By contrast, cells treated with graphene-coated nanoparticles exhibited various morphological defects (Fig. 5c), indicating extensive membrane damage and, in some cases, cell collapse. In the sample treated with graphene-coated nanoparticles, many Y. lipolytica cells were clustered, apparently held together by a lipid matrix presumably formed by lipids released from the damaged cells (Fig. 5d). Finally, the effect of graphene coated nanoparticles on growth pattern of Y. lipolytica was examined. As shown in Fig. 6, graphene-coated nanoparticles did not inhibit exponential growth of yeast. A weak concentration-dependent inhibition was observed at the entry of stationary phase, around OD600 = 3. However, the impact of nanoparticles on the final OD was minimal. This finding is very promising, since it indicates that lipid release from yeast cells can be achieved continuously without inhibiting growth, and therefore without compromising the metabolic yield of lipids. This technology could provide a significant improvement over existing methods to extract biofuels from microbial cell factories, thereby reducing energy consumption, extraction time and the use of hazardous chemicals. This encouraging finding is of course preliminary, and further optimization in scaled-up production setup should be performed in follow-up studies, to achieve an optimal balance between lipid production and lipid release.

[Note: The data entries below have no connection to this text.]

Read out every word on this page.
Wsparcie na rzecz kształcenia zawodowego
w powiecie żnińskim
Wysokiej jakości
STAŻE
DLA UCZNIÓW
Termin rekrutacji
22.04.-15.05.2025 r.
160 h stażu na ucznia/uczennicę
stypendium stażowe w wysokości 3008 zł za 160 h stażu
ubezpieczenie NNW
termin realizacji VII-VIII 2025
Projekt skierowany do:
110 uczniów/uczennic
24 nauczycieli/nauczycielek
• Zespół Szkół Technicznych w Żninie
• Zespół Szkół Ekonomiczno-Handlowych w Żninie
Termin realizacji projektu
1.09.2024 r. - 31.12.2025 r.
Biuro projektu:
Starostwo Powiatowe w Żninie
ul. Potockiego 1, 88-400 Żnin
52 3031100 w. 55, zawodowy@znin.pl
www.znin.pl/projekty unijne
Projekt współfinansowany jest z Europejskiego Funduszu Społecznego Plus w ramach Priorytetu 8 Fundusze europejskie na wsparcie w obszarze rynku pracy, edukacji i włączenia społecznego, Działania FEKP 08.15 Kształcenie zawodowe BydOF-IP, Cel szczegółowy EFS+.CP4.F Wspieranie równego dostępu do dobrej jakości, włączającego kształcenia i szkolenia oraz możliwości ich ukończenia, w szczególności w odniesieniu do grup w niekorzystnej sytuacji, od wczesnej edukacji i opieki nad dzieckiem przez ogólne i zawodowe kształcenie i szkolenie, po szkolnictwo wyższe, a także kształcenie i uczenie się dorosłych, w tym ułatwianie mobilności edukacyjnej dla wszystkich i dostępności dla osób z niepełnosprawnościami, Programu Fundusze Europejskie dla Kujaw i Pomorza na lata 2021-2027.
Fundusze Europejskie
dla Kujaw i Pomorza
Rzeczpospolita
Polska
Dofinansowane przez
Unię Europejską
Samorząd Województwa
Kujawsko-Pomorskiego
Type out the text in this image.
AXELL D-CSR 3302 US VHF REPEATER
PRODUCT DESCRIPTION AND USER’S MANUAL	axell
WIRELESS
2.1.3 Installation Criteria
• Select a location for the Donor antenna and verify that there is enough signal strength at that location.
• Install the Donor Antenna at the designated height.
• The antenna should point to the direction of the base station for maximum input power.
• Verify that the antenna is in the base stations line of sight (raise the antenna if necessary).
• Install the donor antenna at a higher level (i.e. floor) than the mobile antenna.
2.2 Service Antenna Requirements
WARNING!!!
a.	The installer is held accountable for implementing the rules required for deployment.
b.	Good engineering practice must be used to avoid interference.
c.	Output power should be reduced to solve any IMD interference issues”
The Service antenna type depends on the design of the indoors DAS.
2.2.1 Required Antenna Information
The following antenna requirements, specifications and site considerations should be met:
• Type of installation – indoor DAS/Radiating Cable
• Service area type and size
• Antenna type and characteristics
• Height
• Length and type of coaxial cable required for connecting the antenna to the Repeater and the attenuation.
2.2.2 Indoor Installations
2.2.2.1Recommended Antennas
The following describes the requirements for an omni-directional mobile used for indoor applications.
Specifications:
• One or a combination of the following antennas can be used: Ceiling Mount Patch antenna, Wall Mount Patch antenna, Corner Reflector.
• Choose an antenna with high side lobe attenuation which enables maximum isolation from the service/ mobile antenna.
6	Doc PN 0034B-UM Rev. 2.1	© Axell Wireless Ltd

Growth of Y. lipolytica with and without presence of graphene- coated nanoparticles. Cells were incubated at 30 °C and 200 rpm and growth was monitored for 96 h at the interval of 30 min. Each curve and its respective shadow represent the mean values and standard deviation of biological triplicate experiments. G-NP denotes the standard working concentration of graphene-coated nanoparticles. G-NP 1/2, G-NP 1/4 and G-NP 1/8 are respective dilutions of the standard working concentration (G-NP).